You will work out how much (if any) Corporation Tax your company owes when you complete a Company Tax Return. The deadline for paying your tax bill is 9 months and 1 day after the end of your Corporation Tax accounting period.
How and when to file a Company Tax Return
Unless your company is exempt from online filing, you must deliver your Company Tax Returns electronically. You can do this using either HMRC’s Corporation Tax online filing service, or proprietary third-party software provided by a commercial company.
When you prepare your tax return, you will use the information in your annual accounts to work out your company’s:
- profit or loss for Corporation Tax
- Corporation Tax bill
You can appoint an accountant to prepare and deliver your Company Tax Return, or you can do it yourself if you feel able.
Normally, your Company Tax Return should be delivered no later than 12 months after the end of your accounting period for Corporation Tax. HMRC will send a ‘Notice to deliver a Company Tax Return’ to your registered office address. Your filing deadline will be included in this letter.
Your accounting period for Corporation Tax
Your Corporation Tax accounting period is the time covered by your tax return. Normally, it will be 12 months long and match the financial year covered in your company’s annual accounts.
Your accounting period can be shorter than 12 months, but it cannot be longer. However, in your first year of business, you may find that your annual accounts cover a period of more than 12 months.

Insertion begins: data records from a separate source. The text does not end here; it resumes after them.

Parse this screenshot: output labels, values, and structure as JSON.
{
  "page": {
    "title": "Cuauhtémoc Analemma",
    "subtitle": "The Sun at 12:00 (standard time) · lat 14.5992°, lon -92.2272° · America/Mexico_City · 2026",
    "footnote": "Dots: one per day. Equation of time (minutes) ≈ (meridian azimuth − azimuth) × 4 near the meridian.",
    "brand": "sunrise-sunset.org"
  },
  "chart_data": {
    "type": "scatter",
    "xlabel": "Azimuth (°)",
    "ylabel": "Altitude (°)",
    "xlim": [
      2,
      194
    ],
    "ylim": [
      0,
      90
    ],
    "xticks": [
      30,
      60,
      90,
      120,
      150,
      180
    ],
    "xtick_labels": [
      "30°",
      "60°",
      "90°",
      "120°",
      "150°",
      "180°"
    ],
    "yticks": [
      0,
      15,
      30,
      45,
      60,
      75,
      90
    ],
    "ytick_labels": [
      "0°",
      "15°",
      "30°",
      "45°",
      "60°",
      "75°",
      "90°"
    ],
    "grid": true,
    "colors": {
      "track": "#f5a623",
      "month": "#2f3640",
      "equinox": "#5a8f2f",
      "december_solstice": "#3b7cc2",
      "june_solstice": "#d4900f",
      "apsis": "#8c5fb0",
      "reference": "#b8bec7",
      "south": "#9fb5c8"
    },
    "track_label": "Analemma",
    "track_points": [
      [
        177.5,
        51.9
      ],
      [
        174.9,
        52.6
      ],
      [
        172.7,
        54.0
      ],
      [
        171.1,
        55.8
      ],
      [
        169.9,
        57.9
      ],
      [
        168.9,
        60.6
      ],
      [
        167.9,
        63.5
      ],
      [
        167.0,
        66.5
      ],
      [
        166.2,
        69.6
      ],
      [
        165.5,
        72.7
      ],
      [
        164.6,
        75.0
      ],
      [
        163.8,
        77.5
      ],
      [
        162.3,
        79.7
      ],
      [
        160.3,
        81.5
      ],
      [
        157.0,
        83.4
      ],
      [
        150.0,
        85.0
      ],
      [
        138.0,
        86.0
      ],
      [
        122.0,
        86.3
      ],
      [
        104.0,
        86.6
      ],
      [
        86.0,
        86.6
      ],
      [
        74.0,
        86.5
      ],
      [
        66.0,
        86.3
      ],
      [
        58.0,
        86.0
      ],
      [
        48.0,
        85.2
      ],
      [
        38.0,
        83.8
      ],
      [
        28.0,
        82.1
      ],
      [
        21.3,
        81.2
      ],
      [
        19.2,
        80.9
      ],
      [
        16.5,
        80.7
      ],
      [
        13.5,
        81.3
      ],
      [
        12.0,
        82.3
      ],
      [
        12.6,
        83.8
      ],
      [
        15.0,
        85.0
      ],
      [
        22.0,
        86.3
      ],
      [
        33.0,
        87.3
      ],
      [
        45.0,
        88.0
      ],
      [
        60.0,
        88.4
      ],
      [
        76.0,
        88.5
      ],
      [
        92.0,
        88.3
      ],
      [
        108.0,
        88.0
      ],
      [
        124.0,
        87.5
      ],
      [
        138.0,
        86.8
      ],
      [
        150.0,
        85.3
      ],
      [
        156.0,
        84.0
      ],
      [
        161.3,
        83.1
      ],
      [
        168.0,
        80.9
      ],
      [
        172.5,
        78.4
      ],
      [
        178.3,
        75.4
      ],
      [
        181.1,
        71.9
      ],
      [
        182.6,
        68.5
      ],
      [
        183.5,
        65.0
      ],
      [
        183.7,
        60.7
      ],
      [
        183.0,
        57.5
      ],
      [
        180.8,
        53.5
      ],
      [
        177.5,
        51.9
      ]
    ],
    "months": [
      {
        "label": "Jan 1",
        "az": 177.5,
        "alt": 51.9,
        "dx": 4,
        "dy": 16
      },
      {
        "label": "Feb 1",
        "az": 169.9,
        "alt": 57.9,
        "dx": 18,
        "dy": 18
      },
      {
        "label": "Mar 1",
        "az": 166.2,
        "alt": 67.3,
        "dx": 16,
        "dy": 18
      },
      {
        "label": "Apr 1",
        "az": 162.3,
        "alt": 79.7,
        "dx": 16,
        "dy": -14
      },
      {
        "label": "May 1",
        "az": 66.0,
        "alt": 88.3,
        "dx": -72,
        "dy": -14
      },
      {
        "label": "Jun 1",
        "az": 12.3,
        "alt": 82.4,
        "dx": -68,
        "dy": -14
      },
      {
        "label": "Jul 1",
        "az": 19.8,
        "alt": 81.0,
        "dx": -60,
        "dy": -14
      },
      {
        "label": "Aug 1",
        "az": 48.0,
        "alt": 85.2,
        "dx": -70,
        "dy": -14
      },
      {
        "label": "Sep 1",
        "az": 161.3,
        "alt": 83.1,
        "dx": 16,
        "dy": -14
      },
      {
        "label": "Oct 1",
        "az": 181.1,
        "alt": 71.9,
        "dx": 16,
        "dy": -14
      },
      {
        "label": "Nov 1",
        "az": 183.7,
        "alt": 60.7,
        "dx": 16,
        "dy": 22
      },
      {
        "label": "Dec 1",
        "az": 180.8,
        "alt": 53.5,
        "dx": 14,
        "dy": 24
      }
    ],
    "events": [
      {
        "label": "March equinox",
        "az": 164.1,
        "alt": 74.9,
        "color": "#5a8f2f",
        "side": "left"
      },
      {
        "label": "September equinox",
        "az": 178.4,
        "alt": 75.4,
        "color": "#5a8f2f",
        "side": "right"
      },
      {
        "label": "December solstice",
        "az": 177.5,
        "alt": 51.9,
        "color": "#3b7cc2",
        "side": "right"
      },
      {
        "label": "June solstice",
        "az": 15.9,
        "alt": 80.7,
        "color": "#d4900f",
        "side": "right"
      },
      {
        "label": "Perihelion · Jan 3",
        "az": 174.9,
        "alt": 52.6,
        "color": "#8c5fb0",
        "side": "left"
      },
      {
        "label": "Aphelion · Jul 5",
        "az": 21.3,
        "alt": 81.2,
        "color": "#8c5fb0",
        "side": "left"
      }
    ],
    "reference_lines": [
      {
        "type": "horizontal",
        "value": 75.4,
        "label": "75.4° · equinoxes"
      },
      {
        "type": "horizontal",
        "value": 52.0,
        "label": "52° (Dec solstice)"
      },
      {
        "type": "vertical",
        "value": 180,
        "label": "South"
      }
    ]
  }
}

In such instances, you will need to file two Company Tax Returns. One for the first 12 months, and another for the remaining period of time covered by the annual accounts.
Penalties for filing your Company Tax Return late
If your tax return is delivered late, HMRC can impose substantial financial penalties:
- 1 day late – £100 automatic fine
- 3 months late – An additional £100 fine
- 6 months late – 10% of your outstanding tax bill
- 12 months late – An additional 10% of your outstanding tax bill
If you file your tax return late for 3 consecutive years, the £100 penalties will automatically increase to £500 each.
HMRC can also charge a penalty if your Company Tax Return is inaccurate. Moreover, if you enter false information or conceal any profits or tax liability, your company and its directors could be prosecuted.
So there you have it…
We’ve provided a brief overview of the Company Tax Return, when to register for Corporation Tax, how and when to file your tax return, and the late filing penalties imposed by HMRC.